We didn’t try fixing the Hydrovane today. Neither of us are fully awake until 4pm, and by that time it was too late in the day to start work as the sun sets at 6pm.
We had a sundowner on the bow watching the sunset, when a small bird (perhaps a chaffinch of some sorts) came and perched next to me, and then hopped onto my arm before flying off to circle the boat. Whilst down below he did a few more laps of the boat looking for somewhere to land. I must have turned my back when he flew in, as when I turned around he shot out of the boat and disappeared.
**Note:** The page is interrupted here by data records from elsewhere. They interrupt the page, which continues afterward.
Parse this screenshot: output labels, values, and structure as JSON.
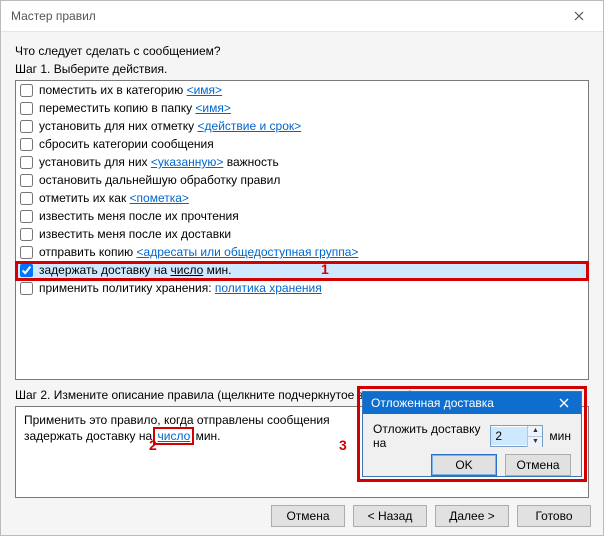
{
  "window": {
    "title": "Мастер правил"
  },
  "step1": {
    "question": "Что следует сделать с сообщением?",
    "label": "Шаг 1. Выберите действия."
  },
  "actions": [
    {
      "checked": false,
      "pre": "поместить их в категорию ",
      "link": "<имя>",
      "post": "",
      "interactable_link": true
    },
    {
      "checked": false,
      "pre": "переместить копию в папку ",
      "link": "<имя>",
      "post": "",
      "interactable_link": true
    },
    {
      "checked": false,
      "pre": "установить для них отметку ",
      "link": "<действие и срок>",
      "post": "",
      "interactable_link": true
    },
    {
      "checked": false,
      "pre": "сбросить категории сообщения",
      "link": "",
      "post": "",
      "interactable_link": false
    },
    {
      "checked": false,
      "pre": "установить для них ",
      "link": "<указанную>",
      "post": " важность",
      "interactable_link": true
    },
    {
      "checked": false,
      "pre": "остановить дальнейшую обработку правил",
      "link": "",
      "post": "",
      "interactable_link": false
    },
    {
      "checked": false,
      "pre": "отметить их как ",
      "link": "<пометка>",
      "post": "",
      "interactable_link": true
    },
    {
      "checked": false,
      "pre": "известить меня после их прочтения",
      "link": "",
      "post": "",
      "interactable_link": false
    },
    {
      "checked": false,
      "pre": "известить меня после их доставки",
      "link": "",
      "post": "",
      "interactable_link": false
    },
    {
      "checked": false,
      "pre": "отправить копию ",
      "link": "<адресаты или общедоступная группа>",
      "post": "",
      "interactable_link": true
    },
    {
      "checked": true,
      "pre": "задержать доставку на ",
      "link": "число",
      "post": " мин.",
      "interactable_link": true,
      "link_plain": true,
      "selected": true
    },
    {
      "checked": false,
      "pre": "применить политику хранения: ",
      "link": "политика хранения",
      "post": "",
      "interactable_link": true
    }
  ],
  "step2": {
    "label": "Шаг 2. Измените описание правила (щелкните подчеркнутое значение).",
    "line1": "Применить это правило, когда отправлены сообщения",
    "line2_pre": "задержать доставку на ",
    "line2_link": "число",
    "line2_post": " мин."
  },
  "dialog": {
    "title": "Отложенная доставка",
    "body_pre": "Отложить доставку на",
    "value": "2",
    "body_post": "мин",
    "ok": "OK",
    "cancel": "Отмена"
  },
  "footer": {
    "cancel": "Отмена",
    "back": "< Назад",
    "next": "Далее >",
    "finish": "Готово"
  },
  "annotations": {
    "a1": "1",
    "a2": "2",
    "a3": "3"
  }
}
A little later I came on deck and Trina went down below to reheat a curry and the little guy shot out of the tinfoil cupboard. He circled the boat again and disappeared. I suggested we watch a film below (Inbetweeners) and give him some space. After the film I said goodnight to Trina and headed to bed. But guess who was in my bed??! He fluttered around a bit and settled down on a mound of blankets and just sat there next to me, watching intently. So I said goodnight to the second bird that evening and turned the light off. When I woke up at 1am, he was huddled over with his back to me, asleep.